The council, it said, met to "discuss what measures and arrangements could be taken to safeguard the homeland and its achievements and the aspirations of the great Egyptian people."
Translation: The generals are in charge, not Mubarak, not Suleiman nor the Cabinet.
The communique set the stage for what the crowds of demonstrators expected would be Mubarak's resignation Thursday night. Instead, Mubarak announced he would stay in office and hand over power to Suleiman, who told protesters to go home and stop watching foreign news reports.
The protesters were furious — and so were the generals.
"Both of last night's addresses by Mubarak and Suleiman were in defiance of the armed forces," Maj. Gen. Safwat el-Zayat, a former senior official of Egypt's General Intelligence, told al-Ahram Online, the Internet edition of Egypt's leading daily, on Friday.
Protest leaders pleaded for the military to take over after Mubarak's speech, saying the country would explode until the army intervened.
If Mubarak had stepped down, handing Suleiman his presidential powers in line with the constitution would have kept his regime largely intact after he had gone, something that would have left the protesters unhappy.

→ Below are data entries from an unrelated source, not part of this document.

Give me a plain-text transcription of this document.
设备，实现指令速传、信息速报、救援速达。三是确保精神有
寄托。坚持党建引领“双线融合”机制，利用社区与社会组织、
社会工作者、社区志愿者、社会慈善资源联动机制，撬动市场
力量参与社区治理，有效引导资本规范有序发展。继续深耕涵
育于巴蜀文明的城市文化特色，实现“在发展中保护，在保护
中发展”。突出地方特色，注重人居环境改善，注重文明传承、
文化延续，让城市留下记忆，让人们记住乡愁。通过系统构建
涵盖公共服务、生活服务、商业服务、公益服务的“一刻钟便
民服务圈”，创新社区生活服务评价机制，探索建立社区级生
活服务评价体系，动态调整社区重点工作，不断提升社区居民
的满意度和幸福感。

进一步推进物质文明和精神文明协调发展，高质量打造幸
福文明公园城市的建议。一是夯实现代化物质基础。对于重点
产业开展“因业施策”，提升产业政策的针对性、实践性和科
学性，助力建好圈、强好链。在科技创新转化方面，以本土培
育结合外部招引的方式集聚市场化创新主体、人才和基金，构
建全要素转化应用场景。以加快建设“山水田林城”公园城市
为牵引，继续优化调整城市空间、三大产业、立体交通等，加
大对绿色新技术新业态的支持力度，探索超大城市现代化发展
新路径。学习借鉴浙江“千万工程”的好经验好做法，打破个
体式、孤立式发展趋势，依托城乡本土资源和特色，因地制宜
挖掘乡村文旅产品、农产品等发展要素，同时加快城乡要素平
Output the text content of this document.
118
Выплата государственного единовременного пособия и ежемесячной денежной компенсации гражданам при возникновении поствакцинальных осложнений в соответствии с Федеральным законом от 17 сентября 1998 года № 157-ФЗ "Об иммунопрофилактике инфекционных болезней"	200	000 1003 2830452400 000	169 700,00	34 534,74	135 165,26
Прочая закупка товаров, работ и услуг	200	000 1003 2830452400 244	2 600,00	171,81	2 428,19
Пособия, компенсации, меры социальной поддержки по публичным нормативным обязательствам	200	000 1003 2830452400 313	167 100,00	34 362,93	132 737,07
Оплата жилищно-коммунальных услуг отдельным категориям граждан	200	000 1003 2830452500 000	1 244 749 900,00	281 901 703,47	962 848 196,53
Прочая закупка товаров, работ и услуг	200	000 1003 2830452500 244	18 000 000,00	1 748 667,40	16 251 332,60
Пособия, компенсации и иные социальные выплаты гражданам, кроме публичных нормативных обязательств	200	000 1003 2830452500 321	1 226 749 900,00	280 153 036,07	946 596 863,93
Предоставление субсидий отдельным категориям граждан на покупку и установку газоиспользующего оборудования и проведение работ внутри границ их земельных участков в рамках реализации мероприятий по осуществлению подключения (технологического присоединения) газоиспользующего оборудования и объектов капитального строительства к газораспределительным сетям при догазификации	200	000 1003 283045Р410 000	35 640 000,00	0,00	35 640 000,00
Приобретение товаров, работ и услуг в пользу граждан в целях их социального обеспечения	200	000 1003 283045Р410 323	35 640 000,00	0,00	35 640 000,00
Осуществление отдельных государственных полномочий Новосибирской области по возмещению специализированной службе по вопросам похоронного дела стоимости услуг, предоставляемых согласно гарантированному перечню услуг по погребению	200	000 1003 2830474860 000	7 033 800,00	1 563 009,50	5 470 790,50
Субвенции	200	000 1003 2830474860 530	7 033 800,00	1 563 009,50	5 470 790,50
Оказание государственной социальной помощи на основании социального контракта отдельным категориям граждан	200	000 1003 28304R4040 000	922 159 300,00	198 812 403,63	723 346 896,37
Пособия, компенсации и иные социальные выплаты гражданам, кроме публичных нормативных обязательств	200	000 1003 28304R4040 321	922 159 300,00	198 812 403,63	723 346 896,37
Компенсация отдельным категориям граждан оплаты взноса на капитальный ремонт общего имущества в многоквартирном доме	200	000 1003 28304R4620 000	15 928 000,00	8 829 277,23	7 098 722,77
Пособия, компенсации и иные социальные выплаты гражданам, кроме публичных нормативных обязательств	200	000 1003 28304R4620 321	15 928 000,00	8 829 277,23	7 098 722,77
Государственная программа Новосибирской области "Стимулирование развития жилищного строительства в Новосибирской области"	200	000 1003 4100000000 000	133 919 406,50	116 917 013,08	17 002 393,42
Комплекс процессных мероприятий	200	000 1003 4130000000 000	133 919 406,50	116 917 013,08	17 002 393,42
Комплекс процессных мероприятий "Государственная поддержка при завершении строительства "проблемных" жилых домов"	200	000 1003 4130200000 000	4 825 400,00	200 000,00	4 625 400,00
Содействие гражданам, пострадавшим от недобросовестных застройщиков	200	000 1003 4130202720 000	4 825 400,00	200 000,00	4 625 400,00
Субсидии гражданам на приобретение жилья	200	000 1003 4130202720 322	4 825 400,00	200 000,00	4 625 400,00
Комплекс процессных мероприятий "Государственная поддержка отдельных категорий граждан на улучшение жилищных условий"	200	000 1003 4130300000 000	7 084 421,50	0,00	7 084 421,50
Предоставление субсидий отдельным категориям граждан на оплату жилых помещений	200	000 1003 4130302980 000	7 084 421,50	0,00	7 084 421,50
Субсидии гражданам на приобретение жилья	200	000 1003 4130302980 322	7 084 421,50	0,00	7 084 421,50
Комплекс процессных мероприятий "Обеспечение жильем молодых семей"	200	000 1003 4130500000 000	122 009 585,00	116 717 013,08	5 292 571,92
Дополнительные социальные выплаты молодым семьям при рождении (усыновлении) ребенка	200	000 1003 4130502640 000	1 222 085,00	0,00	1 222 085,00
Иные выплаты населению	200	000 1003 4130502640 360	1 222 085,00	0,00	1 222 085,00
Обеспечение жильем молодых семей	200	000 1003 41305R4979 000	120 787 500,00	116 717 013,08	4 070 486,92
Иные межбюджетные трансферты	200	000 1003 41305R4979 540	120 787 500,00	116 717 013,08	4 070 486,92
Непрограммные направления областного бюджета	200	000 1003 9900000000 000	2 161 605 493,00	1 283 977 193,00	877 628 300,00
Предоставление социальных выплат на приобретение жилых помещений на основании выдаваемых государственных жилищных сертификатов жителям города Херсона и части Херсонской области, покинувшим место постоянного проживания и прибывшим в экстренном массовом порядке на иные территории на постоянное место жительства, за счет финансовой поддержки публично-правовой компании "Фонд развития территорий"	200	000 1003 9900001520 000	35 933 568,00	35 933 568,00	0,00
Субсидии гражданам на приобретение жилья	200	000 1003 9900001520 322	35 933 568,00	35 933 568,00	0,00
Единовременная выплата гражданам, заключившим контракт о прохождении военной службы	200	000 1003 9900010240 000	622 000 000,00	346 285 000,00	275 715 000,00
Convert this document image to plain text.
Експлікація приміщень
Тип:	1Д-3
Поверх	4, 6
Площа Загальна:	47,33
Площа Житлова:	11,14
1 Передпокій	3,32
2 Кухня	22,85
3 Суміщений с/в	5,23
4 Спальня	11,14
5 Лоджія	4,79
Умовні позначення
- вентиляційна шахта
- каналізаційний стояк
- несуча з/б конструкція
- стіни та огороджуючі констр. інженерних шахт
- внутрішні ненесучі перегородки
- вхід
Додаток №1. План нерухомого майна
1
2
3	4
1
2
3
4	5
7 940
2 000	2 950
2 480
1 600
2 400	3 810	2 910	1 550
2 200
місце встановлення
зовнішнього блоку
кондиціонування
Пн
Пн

In contrast, a military coup would provide a clean break with a regime they hated for so long, opening up a wide range of possibilities — suspending the constitution that many protesters saw as tailored to keep Mubarak in office and dissolving a parliament formed by an election marred by widespread fraud. A coup seemed to be the best way forward.
The first official word the protesters received from the generals on Friday, however, was discouraging.
A second military communique contained what appeared to be a reluctant endorsement of Mubarak's blueprint for a way out of the crisis, though it also projected the military as the ultimate guarantor of the country's highest interests. El-Zayat said the language in the statement was an attempt to avoid an open conflict.
Later Friday, with millions out on the streets demanding that he step down, Mubarak finally did just that. He may have been denied the chance to announce his own departure — say goodbye to the people he had ruled for nearly 30 years. Suleiman announced the decision for him.
Alternatively, he may have not wanted to go on television to say he was stepping down after less than 24 hours after insisting to serve out the remaining seven months of his current term.
It was a humiliating end.
Keeping up appearances, The military later issued a third military statement praising Mubarak as a leader who has done much to his country. It hinted that the military would not be in power for long, saying the armed forces were not a substitute for a legitimate administration. But it gave no clue as to what its plans are.
"The truth is that even the senior military now at the top of the power structure under Mubarak almost certainly have no clear idea of what happens next," Anthony Cordesman of the Washington-based Center for Strategic and International Studies, wrote in a commentary on Thursday. "It will be days before anyone know how well the transition will function, who goes and who stays, and how stable the result really is."
Hendawi is the AP chief of bureau in Cairo.